Maternal Immunization Safety Monitoring in Low- and Middle-Income Countries: A Roadmap for Program Development

Oct 16, 2017

Maternal immunization holds the promise of further reducing morbidity and mortality among pregnant women and infants, particularly in low- and middle-income countries where there is the greatest burden of vaccine-preventable disease. This report from a Bill and Melinda Gates Foundation (BMGF)-funded project, developed with input from a large, multidisciplinary group of experts, summarizes existing programs in pharmacovigilance and maternal, newborn, and child health surveillance in LMICs; identifies gaps and needs and outlines a roadmap for program development and implementation for monitoring the safety of maternal immunizations in LMICs. Dr Sonali Kochhar, Medical Director, Global Healthcare Consulting was part of the Core Advisory Group for the project, and an Author and Reviewer for the report.

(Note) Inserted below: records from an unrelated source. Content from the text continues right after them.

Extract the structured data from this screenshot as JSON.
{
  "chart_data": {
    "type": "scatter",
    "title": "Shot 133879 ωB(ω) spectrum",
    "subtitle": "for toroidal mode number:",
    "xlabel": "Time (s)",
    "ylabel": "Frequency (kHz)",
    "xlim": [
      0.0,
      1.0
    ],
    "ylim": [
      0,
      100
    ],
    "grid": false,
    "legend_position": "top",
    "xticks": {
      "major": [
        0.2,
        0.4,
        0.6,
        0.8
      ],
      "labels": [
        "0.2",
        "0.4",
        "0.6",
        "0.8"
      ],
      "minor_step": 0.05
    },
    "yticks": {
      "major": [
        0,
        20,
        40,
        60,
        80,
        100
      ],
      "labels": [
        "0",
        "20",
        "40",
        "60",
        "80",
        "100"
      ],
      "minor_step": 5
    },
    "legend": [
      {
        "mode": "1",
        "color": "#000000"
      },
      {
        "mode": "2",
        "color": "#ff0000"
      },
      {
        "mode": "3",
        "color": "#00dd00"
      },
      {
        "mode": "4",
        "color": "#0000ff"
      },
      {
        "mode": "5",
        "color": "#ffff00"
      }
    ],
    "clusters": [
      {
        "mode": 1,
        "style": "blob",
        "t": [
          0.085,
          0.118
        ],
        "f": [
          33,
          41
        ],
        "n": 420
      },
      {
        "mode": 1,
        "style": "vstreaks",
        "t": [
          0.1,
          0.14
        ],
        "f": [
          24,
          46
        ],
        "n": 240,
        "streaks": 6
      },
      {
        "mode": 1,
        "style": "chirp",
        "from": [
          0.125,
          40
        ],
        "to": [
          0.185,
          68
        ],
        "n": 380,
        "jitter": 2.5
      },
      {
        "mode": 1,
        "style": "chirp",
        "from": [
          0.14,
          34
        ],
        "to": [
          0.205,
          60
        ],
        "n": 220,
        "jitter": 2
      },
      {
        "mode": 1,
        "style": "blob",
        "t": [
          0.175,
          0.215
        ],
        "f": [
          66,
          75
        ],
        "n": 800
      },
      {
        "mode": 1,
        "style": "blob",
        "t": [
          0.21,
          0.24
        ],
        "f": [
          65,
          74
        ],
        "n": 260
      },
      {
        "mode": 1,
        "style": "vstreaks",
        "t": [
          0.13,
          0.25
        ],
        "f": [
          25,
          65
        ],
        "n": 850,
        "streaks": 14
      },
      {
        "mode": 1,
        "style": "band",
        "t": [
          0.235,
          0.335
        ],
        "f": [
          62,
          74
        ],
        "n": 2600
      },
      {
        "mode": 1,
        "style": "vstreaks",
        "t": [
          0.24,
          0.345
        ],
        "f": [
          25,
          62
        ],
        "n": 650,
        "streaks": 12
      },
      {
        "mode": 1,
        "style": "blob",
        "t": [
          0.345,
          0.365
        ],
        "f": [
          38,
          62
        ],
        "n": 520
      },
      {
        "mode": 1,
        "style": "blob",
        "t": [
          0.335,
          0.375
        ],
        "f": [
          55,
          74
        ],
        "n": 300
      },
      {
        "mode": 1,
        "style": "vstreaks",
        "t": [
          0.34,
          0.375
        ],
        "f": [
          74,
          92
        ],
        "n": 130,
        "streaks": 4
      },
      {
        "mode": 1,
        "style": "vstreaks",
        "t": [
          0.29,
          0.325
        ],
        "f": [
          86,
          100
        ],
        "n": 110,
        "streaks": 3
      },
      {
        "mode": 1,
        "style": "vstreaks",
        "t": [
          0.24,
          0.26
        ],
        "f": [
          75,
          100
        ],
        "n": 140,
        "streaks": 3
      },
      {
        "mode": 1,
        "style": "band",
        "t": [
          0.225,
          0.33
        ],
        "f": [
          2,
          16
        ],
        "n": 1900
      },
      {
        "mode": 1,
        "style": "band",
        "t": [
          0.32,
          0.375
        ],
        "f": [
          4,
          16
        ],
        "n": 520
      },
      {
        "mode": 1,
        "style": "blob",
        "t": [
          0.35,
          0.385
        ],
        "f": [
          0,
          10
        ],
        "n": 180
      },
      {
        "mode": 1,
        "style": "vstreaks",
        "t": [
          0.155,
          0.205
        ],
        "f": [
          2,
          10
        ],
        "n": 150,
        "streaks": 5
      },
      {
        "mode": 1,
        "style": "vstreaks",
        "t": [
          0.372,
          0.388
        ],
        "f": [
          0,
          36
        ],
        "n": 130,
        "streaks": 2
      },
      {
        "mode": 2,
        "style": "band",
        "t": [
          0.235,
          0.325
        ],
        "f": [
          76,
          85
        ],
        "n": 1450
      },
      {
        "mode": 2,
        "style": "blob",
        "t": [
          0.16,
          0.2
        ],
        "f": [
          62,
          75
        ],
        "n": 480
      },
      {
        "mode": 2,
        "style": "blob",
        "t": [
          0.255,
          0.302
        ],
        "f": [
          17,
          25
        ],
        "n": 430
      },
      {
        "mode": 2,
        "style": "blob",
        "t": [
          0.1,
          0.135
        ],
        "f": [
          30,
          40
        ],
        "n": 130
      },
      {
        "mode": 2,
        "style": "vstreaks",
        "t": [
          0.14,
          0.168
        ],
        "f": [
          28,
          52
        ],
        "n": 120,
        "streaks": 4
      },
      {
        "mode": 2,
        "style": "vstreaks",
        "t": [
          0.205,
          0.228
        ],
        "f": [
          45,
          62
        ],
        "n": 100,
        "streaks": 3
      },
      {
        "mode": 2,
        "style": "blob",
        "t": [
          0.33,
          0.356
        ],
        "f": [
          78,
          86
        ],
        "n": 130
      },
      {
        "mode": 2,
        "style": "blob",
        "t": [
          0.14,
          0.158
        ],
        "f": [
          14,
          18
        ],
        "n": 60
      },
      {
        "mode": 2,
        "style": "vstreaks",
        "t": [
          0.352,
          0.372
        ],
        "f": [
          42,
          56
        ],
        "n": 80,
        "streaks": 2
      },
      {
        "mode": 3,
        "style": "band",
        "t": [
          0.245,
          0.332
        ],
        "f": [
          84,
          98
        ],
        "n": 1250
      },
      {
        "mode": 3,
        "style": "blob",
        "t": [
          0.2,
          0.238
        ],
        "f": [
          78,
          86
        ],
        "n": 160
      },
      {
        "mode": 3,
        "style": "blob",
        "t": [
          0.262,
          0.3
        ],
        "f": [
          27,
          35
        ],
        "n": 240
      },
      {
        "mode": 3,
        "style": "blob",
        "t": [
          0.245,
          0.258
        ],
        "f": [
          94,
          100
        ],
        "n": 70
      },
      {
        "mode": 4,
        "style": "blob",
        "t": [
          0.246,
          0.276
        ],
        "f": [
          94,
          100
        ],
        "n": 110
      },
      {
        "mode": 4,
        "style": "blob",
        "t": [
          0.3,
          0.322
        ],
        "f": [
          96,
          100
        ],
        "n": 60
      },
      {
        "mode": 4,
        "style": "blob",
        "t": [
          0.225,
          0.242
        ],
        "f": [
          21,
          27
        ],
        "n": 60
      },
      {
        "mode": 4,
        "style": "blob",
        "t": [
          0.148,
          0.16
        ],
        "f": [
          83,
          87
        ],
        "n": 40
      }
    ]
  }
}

Special Issue of Vaccine Published

Global Healthcare Consulting co-led the scientific coordination of the international Global Alignment of Immunization Safety Assessment in Pregnancy (GAIA) project with the Brighton Collaboration Foundation. The multi-year Bill and Melinda Gates Foundation (BMGF) funded GAIA project consisted of 13 partners from 8 countries (including the National Institute of Health, WHO, Erasmus University Medical Centre, St George’s University of London, Baylor College of Medicine etc). The GAIA project outputs are being utilized in Interventional and Observational studies and AEFI surveillance for Vaccines and Maternal and Child Health Research for adverse maternal and perinatal birth outcomes assessments globally. They include a core set of over 21 globally standardized case definitions of selected key obstetric and neonatal terms, a glossary of enabling terms critical to these obstetric and neonatal case definitions (e.g., an algorithm for the determination of gestational age) to support stakeholders using the definitions, guidelines for the standardized conduct of clinical trials of vaccines in pregnant women (including a landscape analysis of regulatory guidance available for immunization in pregnancy from the Food and Drug Administration (FDA), European Medicines Agency (EMA) and International Conference on Harmonization) and guidance on study design and the standardization of data collection etc. These have been published in a special issue of Vaccine ( A standardized approach to safety data collection and reporting is likely to improve the acceptability and implementation of immunizations in pregnancy and subsequently help reduce illness and death among pregnant women and young infants globally.